How Should You Store Strimvelis?

Strimvelis is a fresh, living cellular product that cannot be frozen or stored long-term. It is prepared and administered on the same day at the designated qualified treatment center. The infusion must start within 6 hours of release by the quality control laboratory. Patients and families are not responsible for storage.

Unlike conventional medicines, Strimvelis is not supplied in pharmacies and is not available for take-home use. It is a living cell therapy that must remain metabolically active and sterile until it reaches the patient's bloodstream. Strict handling requirements are built into every step of the treatment pathway.

Strimvelis is stored at a controlled room temperature of approximately 15–30°C in its infusion bag between release and administration and must not be refrigerated or frozen. Cooling or freezing would destroy the stem cells and render the product useless. Once quality-control release testing is completed, the product must be infused within six hours; if this window is missed, the infusion cannot proceed.

The infusion bag must be inspected by the administering healthcare professional before use. Any sign of damage, leakage, discoloration or aggregation is an absolute reason not to infuse the product. The patient's identity is verified against the product label at multiple checkpoints, because Strimvelis is autologous and must never be given to any person other than the patient from whom the cells were collected.

What Does Strimvelis Contain?

Strimvelis contains the patient's own genetically modified CD34+ hematopoietic stem cells suspended in an infusion medium. The formulation also includes sodium chloride, human serum albumin and residual components from the manufacturing process such as bovine serum albumin. Each dose is individually manufactured and contains a minimum of 4 × 10⁶ CD34+ cells per kg body weight.

The active ingredient of Strimvelis is an autologous CD34+ enriched cell fraction transduced ex vivo with a replication-deficient gammaretroviral vector encoding the human adenosine deaminase (ADA) complementary DNA. In practical terms, this means hematopoietic stem and progenitor cells from the child's own bone marrow that now carry a permanent, working copy of the ADA gene.

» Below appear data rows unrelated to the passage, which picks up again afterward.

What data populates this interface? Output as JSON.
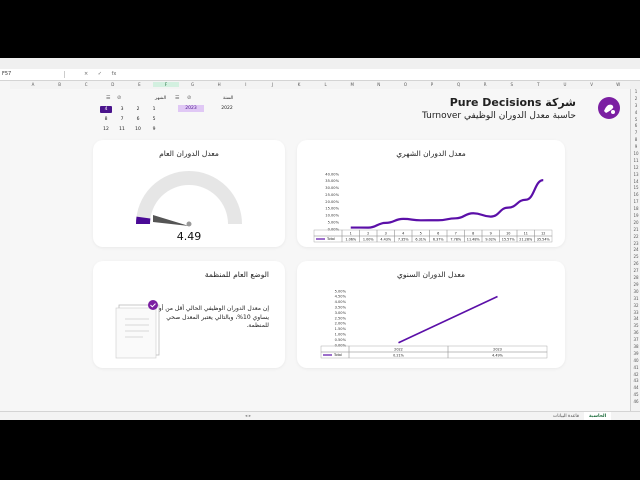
{
  "app": {
    "name_box": "F57",
    "formula_icons": [
      "×",
      "✓",
      "fx"
    ]
  },
  "columns": [
    "A",
    "B",
    "C",
    "D",
    "E",
    "F",
    "G",
    "H",
    "I",
    "J",
    "K",
    "L",
    "M",
    "N",
    "O",
    "P",
    "Q",
    "R",
    "S",
    "T",
    "U",
    "V",
    "W",
    "X"
  ],
  "selected_column": "F",
  "rows": [
    "1",
    "2",
    "3",
    "4",
    "5",
    "6",
    "7",
    "8",
    "9",
    "10",
    "11",
    "12",
    "13",
    "14",
    "15",
    "16",
    "17",
    "18",
    "19",
    "20",
    "21",
    "22",
    "23",
    "24",
    "25",
    "26",
    "27",
    "28",
    "29",
    "30",
    "31",
    "32",
    "33",
    "34",
    "35",
    "36",
    "37",
    "38",
    "39",
    "40",
    "41",
    "42",
    "43",
    "44",
    "45",
    "46"
  ],
  "header": {
    "company": "شركة Pure Decisions",
    "subtitle": "حاسبة معدل الدوران الوظيفي Turnover",
    "brand_color": "#7b1fa2"
  },
  "filters": {
    "month_label": "الشهر",
    "year_label": "السنة",
    "months": [
      "1",
      "2",
      "3",
      "4",
      "5",
      "6",
      "7",
      "8",
      "9",
      "10",
      "11",
      "12"
    ],
    "selected_month": "4",
    "years": [
      "2022",
      "2023"
    ],
    "selected_year": "2023"
  },
  "cards": {
    "general_rate_title": "معدل الدوران العام",
    "gauge_value": "4.49",
    "gauge_fraction": 0.449,
    "monthly_title": "معدل الدوران الشهري",
    "status_title": "الوضع العام للمنظمة",
    "status_text": "إن معدل الدوران الوظيفي الحالي أقل من أو يساوي 10%، وبالتالي يعتبر المعدل صحي للمنظمة.",
    "yearly_title": "معدل الدوران السنوي"
  },
  "chart_data": [
    {
      "type": "line",
      "categories": [
        "1",
        "2",
        "3",
        "4",
        "5",
        "6",
        "7",
        "8",
        "9",
        "10",
        "11",
        "12"
      ],
      "series": [
        {
          "name": "Total",
          "values": [
            1.06,
            1.0,
            4.43,
            7.35,
            6.31,
            6.37,
            7.78,
            11.48,
            9.02,
            15.57,
            21.28,
            35.54
          ]
        }
      ],
      "value_labels": [
        "1.06%",
        "1.00%",
        "4.43%",
        "7.35%",
        "6.31%",
        "6.37%",
        "7.78%",
        "11.48%",
        "9.02%",
        "15.57%",
        "21.28%",
        "35.54%"
      ],
      "yticks": [
        "0.00%",
        "5.00%",
        "10.00%",
        "15.00%",
        "20.00%",
        "25.00%",
        "30.00%",
        "35.00%",
        "40.00%"
      ],
      "ylim": [
        0,
        40
      ],
      "color": "#5b0fa8"
    },
    {
      "type": "line",
      "categories": [
        "2022",
        "2023"
      ],
      "series": [
        {
          "name": "Total",
          "values": [
            0.21,
            4.49
          ]
        }
      ],
      "value_labels": [
        "0.21%",
        "4.49%"
      ],
      "yticks": [
        "0.00%",
        "0.50%",
        "1.00%",
        "1.50%",
        "2.00%",
        "2.50%",
        "3.00%",
        "3.50%",
        "4.00%",
        "4.50%",
        "5.00%"
      ],
      "ylim": [
        0,
        5
      ],
      "color": "#5b0fa8"
    }
  ],
  "sheets": {
    "tabs": [
      "الحاسبة",
      "قاعدة البيانات"
    ],
    "active": "الحاسبة"
  }
}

Excipients (Inactive Ingredients)

The infusion formulation contains the following inactive components, used to maintain the viability and sterility of the cell product:

• Sodium chloride (physiological saline base)
• Human serum albumin (stabilizer)
• Residual bovine serum albumin from the culture medium
• Residual growth factors used during ex vivo transduction
• Residual vector components and cell culture medium traces
• No DMSO or other cryoprotectants, because Strimvelis is not frozen

Important Composition Notes

Because Strimvelis is a genetically modified living cell product, patients, families and healthcare professionals should be aware of the following:

• Autologous: each dose is unique to one patient and must never be administered to any other person
• Sodium content: the overall sodium load is low and is not usually a clinical concern, but infants with cardiac or renal conditions will have fluid balance monitored carefully
• Bovine serum albumin residue: patients with known beef allergy or hypersensitivity to bovine proteins should be identified before treatment
• Gammaretroviral vector: integrates into the patient's genome; the vector itself is replication-defective and cannot produce new virus

Appearance and Packaging

Strimvelis is a translucent, colorless to slightly yellow cell dispersion supplied in a transfer bag containing approximately 50 mL of product. The bag is clearly labeled with patient identifiers, cell count, lot number, release date and expiry time. The bag is enclosed in protective overwrap for transport from the clean-room facility to the patient bedside within the same hospital.